Australian singer-songwriter

Johanna Cranitch is an Australian singer, songwriter, and composer. She is best known for her work as a film composer and as a touring member of the the Cranberries from 2012 to 2017.

==Early life==
Cranitch was raised in Sydney and attended the Australian Institute of Music where she graduated with a jazz vocal degree.

==Career==
Upon graduation, Cranitch moved to New York City and began working as a recording engineer at Nola Recording Studios. During this time, she engineered and ran sessions for the likes of Liza Minnelli, Bette Midler, Hank Jones. While continuing to work at Nola, she began releasing music under the name Johanna and the Dusty Floor.

In 2007, Cranitch joined American rock band Wheatus as a backup vocalist until 2011. In 2012, she joined The Cranberries as a backing vocalist and keyboardist. She remained a full-time member of the band until 2017. She's credited as working on The Cranberries final album In the End, helping with the editing and completion of the late singer, Dolores O'Riordan, vocals.

In addition to the Cranberries, Cranitch also toured as a member of Nina Persson of the Cardigans's solo project.

She continued to write her own songs and began releasing them under the moniker White Prism.

==Production==
In 2019, Cranitch joined Nylon Studios, a commercial music production company, and began writing music for advertising, as well as scoring her first feature film, Born Free, directed by fashion editor Paula Goldstein.

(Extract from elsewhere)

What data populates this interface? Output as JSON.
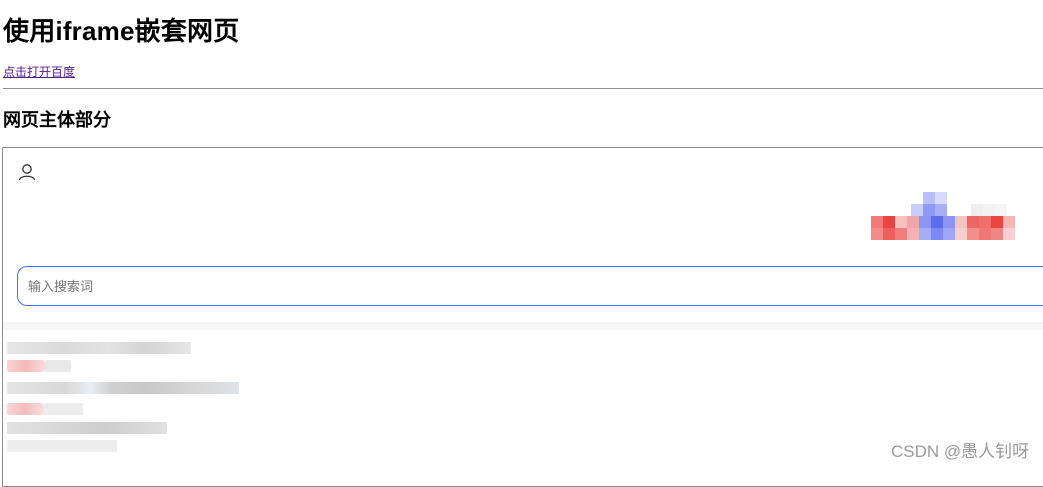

In 2023, Cranitch took over as creative director at Barking Owl Sound, where she oversaw the music for campaigns by Vogue, Apple, Lexus, and others.

In 2026, she left Barking Owl and formed the music production company, Little Beast, with fellow musician and collaborator Matt Drenik.

==Film score==
After the success of Born Free, Cranitch began composing for short and feature films. In 2024, she scored the documentary feature, Takin' Care of Business, about Randy Bachman of The Guess Who and Bachman Turner Overdrive. It premiered at the Toronto International Film Festival that year. In 2025, Cranitch hooked up with Takin' Care of Business director, Tyler Measom, on a new project about the famed Los Angeles hotel, The Sunset Marquis Hotel titled "If These Walls Could Rock," which made its world premiere at the Doc NYC Film Festival that year. Her additional scoring work alongside Patrick Stump of Fall Out Boy for the Billy Idol documentary, "Billy Idol Should Be Dead," premiered at the Tribeca Film Festival in 2025 and was picked up by Hulu in 2026.